O que pedimos à Assembleia da República, como já pedimos em Julho e em Setembro, é que explicite essa responsabilidade financeira do governo no articulado final da lei. Fazemos esse apelo “in extremis” à 10ª Comissão enquanto ainda está a votar as alterações à lei. Se essa alteração não for feita, o que a Assembleia da República fará na prática é, por omissão, decidir que os investigadores científicos serão excluídos do PREVPAP.
Qual é que foi a resposta que tiveram até agora?
Fizemos o apelo por escrito em Julho, voltámos a colocar a questão em Setembro quando tivemos uma audição parlamentar no âmbito da discussão pública do PREVPAP. De facto, espanta-nos muito esta situação porque todos os grupos parlamentares se mostraram sensibilizados para o problema e para a necessidade de o resolver. Ninguém nos disse que estávamos errados. Pelo contrário, no mínimo disseram-nos que iriam dar o máximo de atenção à resolução deste problema.

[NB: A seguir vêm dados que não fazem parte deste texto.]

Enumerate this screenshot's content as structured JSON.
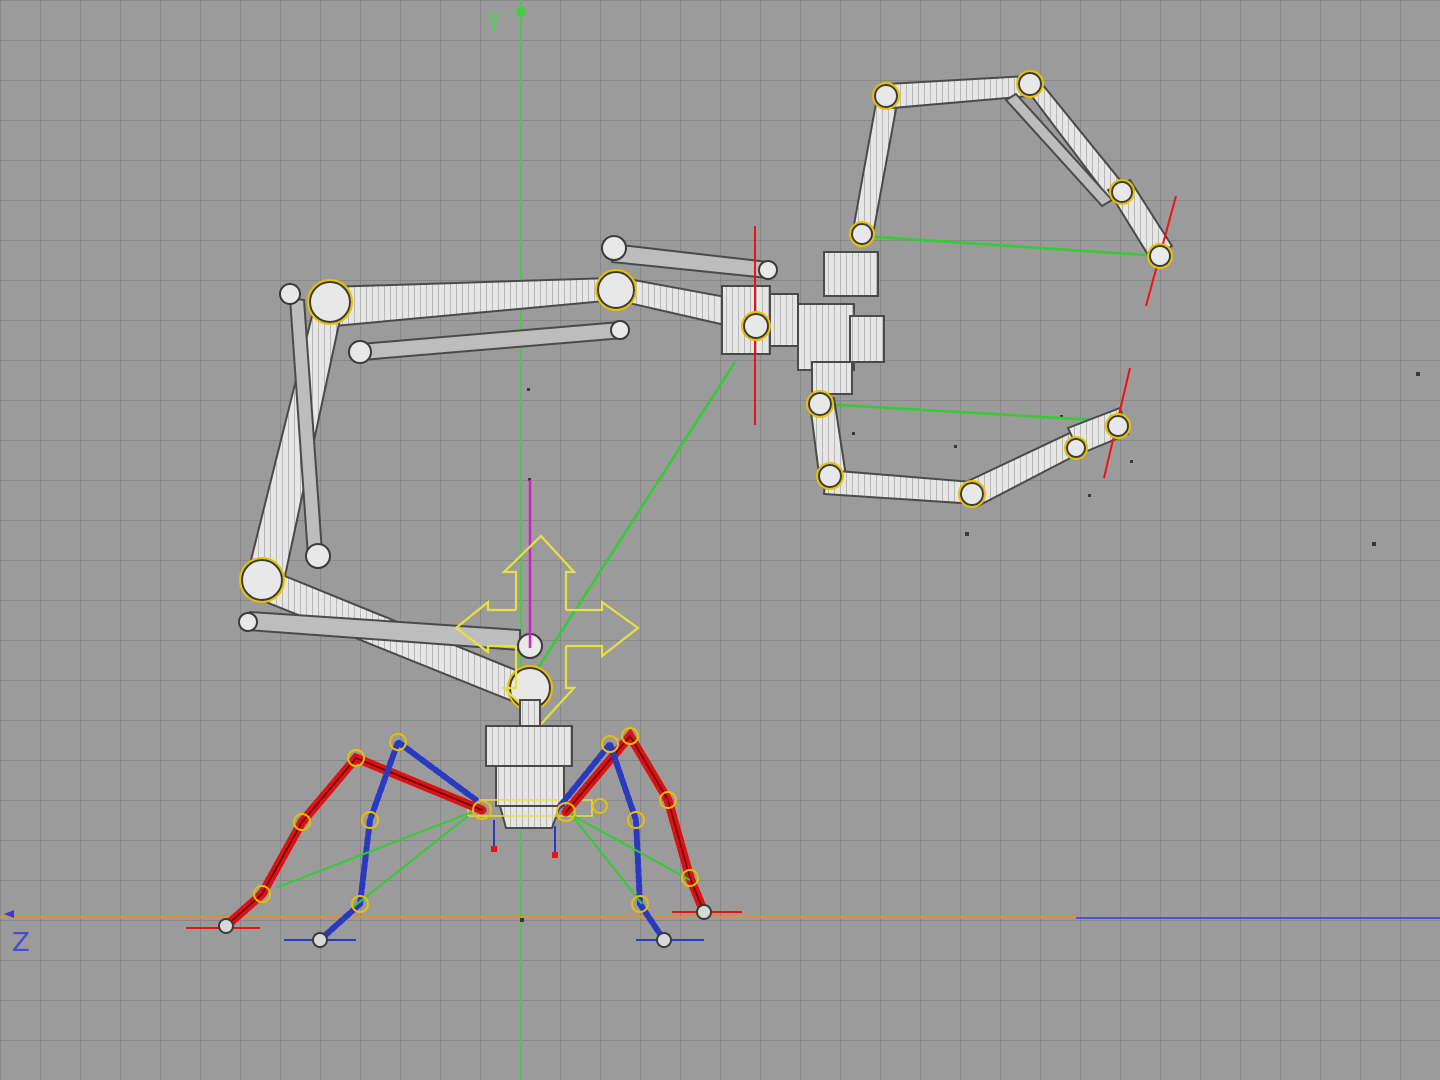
{
  "viewport": {
    "axis_y_label": "Y",
    "axis_z_label": "Z"
  },
  "colors": {
    "background": "#9b9b9b",
    "grid": "#7f7f7f",
    "y_axis": "#44cc44",
    "z_axis": "#3a3ad8",
    "ground_line": "#e09030",
    "bone_fill": "#ececec",
    "bone_edge": "#4a4a4a",
    "joint_highlight": "#e8c000",
    "ik_link": "#33cc33",
    "ik_goal": "#ee1111",
    "leg_red": "#dd1111",
    "leg_blue": "#2a3ac0",
    "gizmo": "#e8e040",
    "up_vector": "#cc22cc"
  },
  "icons": {
    "move_gizmo": "move-arrows-icon",
    "joint": "joint-circle-icon"
  }
}
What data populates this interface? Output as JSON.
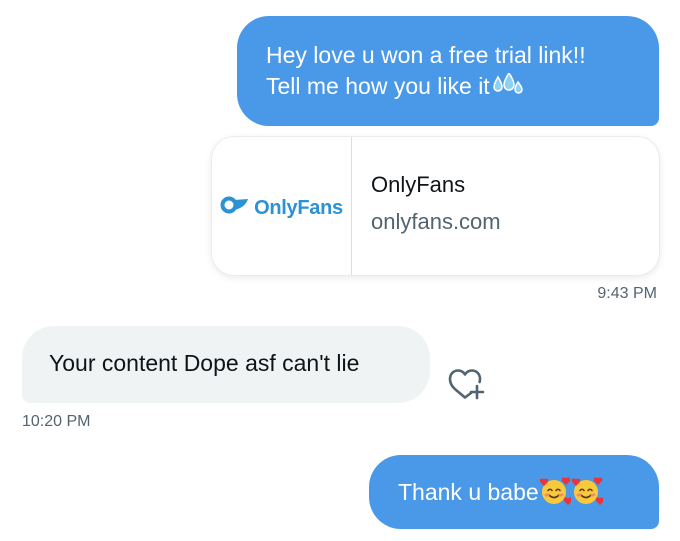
{
  "messages": [
    {
      "direction": "sent",
      "lines": [
        "Hey love u won a free trial link!!",
        "Tell me how you like it"
      ],
      "trailing_icon": "sweat-droplets-icon"
    },
    {
      "direction": "received",
      "text": "Your content Dope asf can't lie"
    },
    {
      "direction": "sent",
      "text": "Thank u babe",
      "trailing_icons": [
        "smiling-face-with-hearts-icon",
        "smiling-face-with-hearts-icon"
      ]
    }
  ],
  "link_card": {
    "logo_text": "OnlyFans",
    "logo_icon": "onlyfans-logo-icon",
    "title": "OnlyFans",
    "domain": "onlyfans.com"
  },
  "timestamps": [
    "9:43 PM",
    "10:20 PM"
  ],
  "colors": {
    "sent_bubble": "#4a99e9",
    "received_bubble": "#eff3f4",
    "brand_blue": "#2b92d6",
    "secondary_text": "#536471"
  }
}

Quantos são os investigadores que pediram para ser integrados nos quadros do Estado?
São cerca de três mil os investigadores que requereram a apreciação do seu caso no PREVPAP. Entre estes estão, por exemplo, os investigadores dos laboratórios associados, os investigadores FCT, e também aqueles bolseiros crónicos, aquelas pessoas que asseguram na mesma instituição há muitos anos, 20,15, 10 anos as mesmas funções e que vão passando de um tipo de vínculo para outro, exactamente porque são sempre necessários.